City leaders outline safety plan for busy weekend downtown

City leaders outline safety plan for busy weekend downtown

The city of Minneapolis is expecting hundreds of thousands of people downtown this weekend and a plan is in place to keep people safe.

On Wednesday morning, Minneapolis Mayor Jacob Frey discussed the city’s plan for hosting thousands of people in downtown Minneapolis this weekend. City leaders are calling this weekend “Operation Swift Summer.”

Between a nearly-sold-out Taylor Swift concert and the Twin Cities Pride Festival, hundreds of thousands of people are expected to flock to downtown Minneapolis on Friday, Saturday and Sunday, according to a press release for the event.

With so many people flocking to downtown, safety is a number one priority.

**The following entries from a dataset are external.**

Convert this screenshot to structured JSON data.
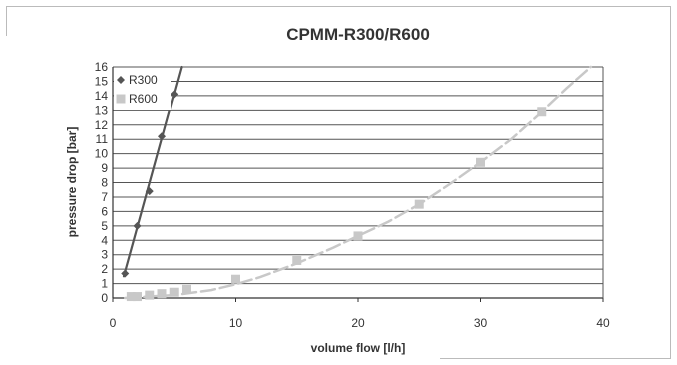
{
  "chart_data": {
    "type": "scatter",
    "title": "CPMM-R300/R600",
    "xlabel": "volume flow [l/h]",
    "ylabel": "pressure drop [bar]",
    "xlim": [
      0,
      40
    ],
    "ylim": [
      0,
      16
    ],
    "xticks": [
      0,
      10,
      20,
      30,
      40
    ],
    "yticks": [
      0,
      1,
      2,
      3,
      4,
      5,
      6,
      7,
      8,
      9,
      10,
      11,
      12,
      13,
      14,
      15,
      16
    ],
    "grid": "horizontal",
    "legend_position": "top-left",
    "series": [
      {
        "name": "R300",
        "marker": "diamond",
        "line": "solid",
        "color": "#555555",
        "x": [
          1,
          2,
          3,
          4,
          5
        ],
        "y": [
          1.7,
          5.0,
          7.4,
          11.2,
          14.1
        ],
        "trend": [
          [
            0.9,
            1.5
          ],
          [
            5.6,
            16
          ]
        ]
      },
      {
        "name": "R600",
        "marker": "square",
        "line": "dashed",
        "color": "#c8c8c8",
        "x": [
          1.5,
          2,
          3,
          4,
          5,
          6,
          10,
          15,
          20,
          25,
          30,
          35
        ],
        "y": [
          0.1,
          0.1,
          0.2,
          0.3,
          0.4,
          0.6,
          1.3,
          2.6,
          4.3,
          6.5,
          9.4,
          12.9
        ],
        "trend": [
          [
            1,
            0
          ],
          [
            5,
            0.2
          ],
          [
            8,
            0.55
          ],
          [
            10,
            0.95
          ],
          [
            12,
            1.45
          ],
          [
            15,
            2.4
          ],
          [
            18,
            3.5
          ],
          [
            20,
            4.3
          ],
          [
            22.5,
            5.3
          ],
          [
            25,
            6.5
          ],
          [
            27.5,
            7.9
          ],
          [
            30,
            9.4
          ],
          [
            32.5,
            11.0
          ],
          [
            35,
            12.9
          ],
          [
            37,
            14.5
          ],
          [
            39,
            16
          ]
        ]
      }
    ]
  }
}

RELATED: Taylor Swift, Pride Festival expected to draw big crowds in downtown Minneapolis this weekend

During Wednesday’s announcement, Frey was joined by Minneapolis city and downtown leaders, including Cedric Alexander, Minneapolis’ city community safety commissioner, Heather Johnston, Minneapolis’ interim city operations officer, and others.

“We want people to come into the city and enjoy themselves and have a great time,” Alexander said.

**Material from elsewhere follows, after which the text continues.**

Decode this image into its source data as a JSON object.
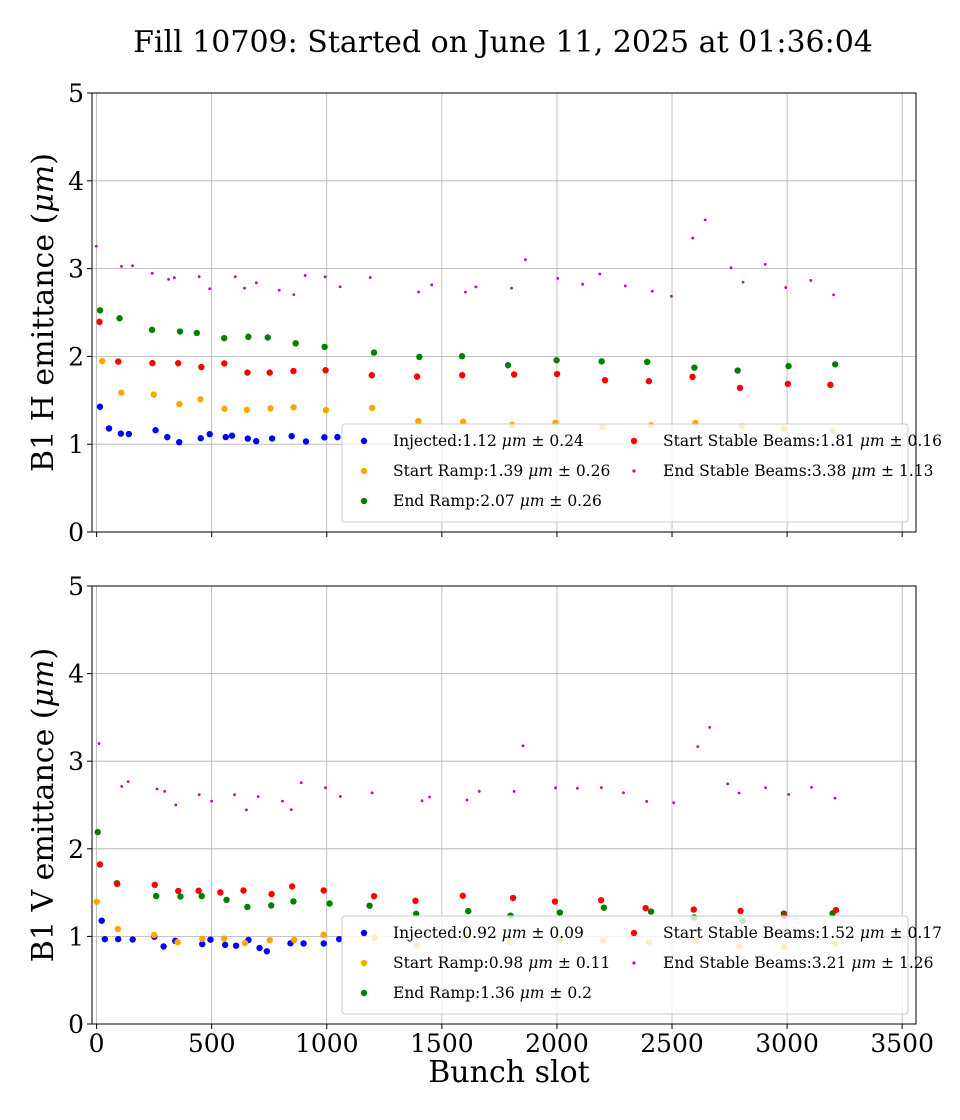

Officials are expanding the city’s 311 non-emergency number so people can call after 7 p.m. on Friday. The hours are extended on Saturday 10 a.m.-10 p.m. and Sunday 9 a.m.-6 p.m.

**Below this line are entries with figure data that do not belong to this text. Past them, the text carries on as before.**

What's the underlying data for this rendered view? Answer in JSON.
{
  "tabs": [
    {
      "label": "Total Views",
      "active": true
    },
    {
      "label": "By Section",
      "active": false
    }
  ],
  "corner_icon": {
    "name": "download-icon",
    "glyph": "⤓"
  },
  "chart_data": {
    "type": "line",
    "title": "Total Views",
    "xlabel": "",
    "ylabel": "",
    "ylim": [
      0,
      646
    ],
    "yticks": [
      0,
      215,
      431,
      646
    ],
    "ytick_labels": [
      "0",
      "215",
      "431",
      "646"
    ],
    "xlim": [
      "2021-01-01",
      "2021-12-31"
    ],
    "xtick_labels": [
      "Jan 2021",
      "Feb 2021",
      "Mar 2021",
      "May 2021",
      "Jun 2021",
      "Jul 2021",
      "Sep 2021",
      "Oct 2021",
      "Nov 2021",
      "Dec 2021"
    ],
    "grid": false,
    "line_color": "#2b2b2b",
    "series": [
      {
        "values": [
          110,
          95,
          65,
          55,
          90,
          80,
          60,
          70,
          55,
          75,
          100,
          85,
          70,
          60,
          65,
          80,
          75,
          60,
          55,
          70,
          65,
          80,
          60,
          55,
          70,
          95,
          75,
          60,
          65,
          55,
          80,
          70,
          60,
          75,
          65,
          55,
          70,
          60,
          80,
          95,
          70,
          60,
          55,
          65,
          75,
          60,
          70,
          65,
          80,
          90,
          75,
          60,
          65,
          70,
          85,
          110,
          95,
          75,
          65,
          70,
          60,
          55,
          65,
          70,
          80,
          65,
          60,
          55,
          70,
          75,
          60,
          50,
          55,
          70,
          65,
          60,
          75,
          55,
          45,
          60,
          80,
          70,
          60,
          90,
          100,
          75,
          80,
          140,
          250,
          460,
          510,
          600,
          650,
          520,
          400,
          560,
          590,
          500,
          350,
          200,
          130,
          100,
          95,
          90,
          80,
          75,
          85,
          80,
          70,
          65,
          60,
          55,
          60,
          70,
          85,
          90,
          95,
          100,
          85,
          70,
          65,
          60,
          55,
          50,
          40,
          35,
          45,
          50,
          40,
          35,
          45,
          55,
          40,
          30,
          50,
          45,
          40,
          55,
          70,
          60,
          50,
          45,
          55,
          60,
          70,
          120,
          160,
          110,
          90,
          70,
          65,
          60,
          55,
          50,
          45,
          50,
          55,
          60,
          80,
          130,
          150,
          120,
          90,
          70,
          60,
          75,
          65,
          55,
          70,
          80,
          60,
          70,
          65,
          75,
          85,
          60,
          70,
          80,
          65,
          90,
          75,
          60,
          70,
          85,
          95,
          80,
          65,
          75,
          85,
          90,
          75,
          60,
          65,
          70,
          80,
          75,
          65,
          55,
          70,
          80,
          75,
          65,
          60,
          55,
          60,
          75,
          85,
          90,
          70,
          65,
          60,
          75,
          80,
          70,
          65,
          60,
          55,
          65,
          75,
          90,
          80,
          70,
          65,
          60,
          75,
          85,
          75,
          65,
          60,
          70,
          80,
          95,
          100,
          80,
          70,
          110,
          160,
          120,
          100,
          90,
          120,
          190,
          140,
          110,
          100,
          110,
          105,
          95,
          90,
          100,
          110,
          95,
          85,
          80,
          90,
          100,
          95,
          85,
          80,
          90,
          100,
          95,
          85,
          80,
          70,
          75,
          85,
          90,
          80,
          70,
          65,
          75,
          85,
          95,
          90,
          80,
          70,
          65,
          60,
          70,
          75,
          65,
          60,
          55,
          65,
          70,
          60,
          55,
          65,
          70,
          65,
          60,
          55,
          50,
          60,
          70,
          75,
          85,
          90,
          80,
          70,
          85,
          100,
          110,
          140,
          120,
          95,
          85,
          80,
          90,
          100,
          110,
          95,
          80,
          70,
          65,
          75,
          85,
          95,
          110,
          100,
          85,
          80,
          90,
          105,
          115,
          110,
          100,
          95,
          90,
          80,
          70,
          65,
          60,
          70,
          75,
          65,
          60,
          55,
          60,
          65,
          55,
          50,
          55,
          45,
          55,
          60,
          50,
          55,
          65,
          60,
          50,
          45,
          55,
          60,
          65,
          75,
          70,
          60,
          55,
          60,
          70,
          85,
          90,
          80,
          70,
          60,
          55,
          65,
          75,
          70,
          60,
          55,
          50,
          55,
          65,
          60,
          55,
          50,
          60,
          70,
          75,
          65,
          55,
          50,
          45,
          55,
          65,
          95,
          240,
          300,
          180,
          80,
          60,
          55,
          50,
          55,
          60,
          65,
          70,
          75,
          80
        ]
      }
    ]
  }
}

Alexander said over 50 law enforcement partners throughout the region are ready to take swift action if needed.

“911 operators will be at full strength. Fire and EMTs will be key first responders if people have health situations,” he said.

People who work and live downtown are looking forward to a bustling city they once knew.

“I’m very excited. I have a lot of friends flying in from other places to come see Taylor Swift and come to Pride,” Amy Sicard, who works downtown, said.

This wave of events is just one piece of the bigger picture to bring life back to the heart of the city.

“I love Minneapolis. I hope that people can just get a better perception of it,” Sicard said.